Nancy Erfan, an agent in Monterey, Calif., enjoyed a bad experience. In November 2003, Ms. Erfan, now in her 30s, had permanent color used on her lips and eyes. The technician told her she could be swollen for a few days, and gave her a cream to assist. Nevertheless the swelling worsened, Ms. Erfan said, and soon she had “big bumps” around her eyes and lips.
“I could barely open my mouth to nibble on or speak,” she said. She visited many different dermatologists and cosmetic surgeons, but found no remedy. “They said I was obviously having a hypersensitive reaction, nonetheless they didn’t know where to start.”
It turned out the colors used at one of the dyes by Premier Pigments, a manufacturer, was tainted; once the F.D.A. received greater than 150 complaints, the organization eventually recalled the complete line.
Finally Ms. Erfan found Dr. Mitchel Goldman, a dermatologist in The San Diego Area who focuses on laser removal of tattoos. He did six treatments over a year, for a total of approximately $10,000, which insurance failed to cover. Acupuncture and Chinese herbal medicine helped with facial pain and swelling, she said. Dr. Goldman would like greater F.D.A. supervision of permanent makeup. “I’ve had patients who may have infections on his or her lips and eyebrows because these tattoo artists are eye1iner not regulated,” he said. “They use equipment that’s not sterile. A lot of infections also come from the faucet water. They dip their needles in and transfer infections. The pigment would go to lymph nodes. Who knows if two decades down the line patients may have lymphoma or cancer due to these carcinogens in tattoo pigment?”

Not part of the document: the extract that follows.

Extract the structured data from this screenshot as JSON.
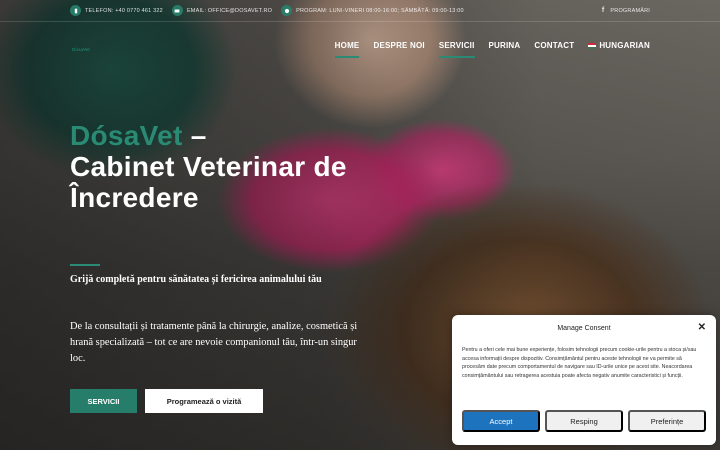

Elizabeth Finch-Howell, the dog owner and founder of Derma International, a lasting cosmetics manufacturer in Kempton, Pa., believes no less than 100 hours is enough. (She got a tattoo that matched her complexion to cover up a port-wine colored birthmark on 1 / 2 of her face, performing the process herself because “I didn’t trust anybody else,” she said.)
As for Ms. Erfan, she actually is still angry, years later. It took her over a year and a half to recover, she said, and she still has scars in her lips. She must wear makeup to cover the scars and white lines above her mouth, and also the facial pain persists. “Applying makeup is something, but injecting it into your body? I feel stupid,” she said. “But everything I check out permanent makeup was positive, how even Cleopatra was tattooing her eye liner and lip liner. I think it is safe.”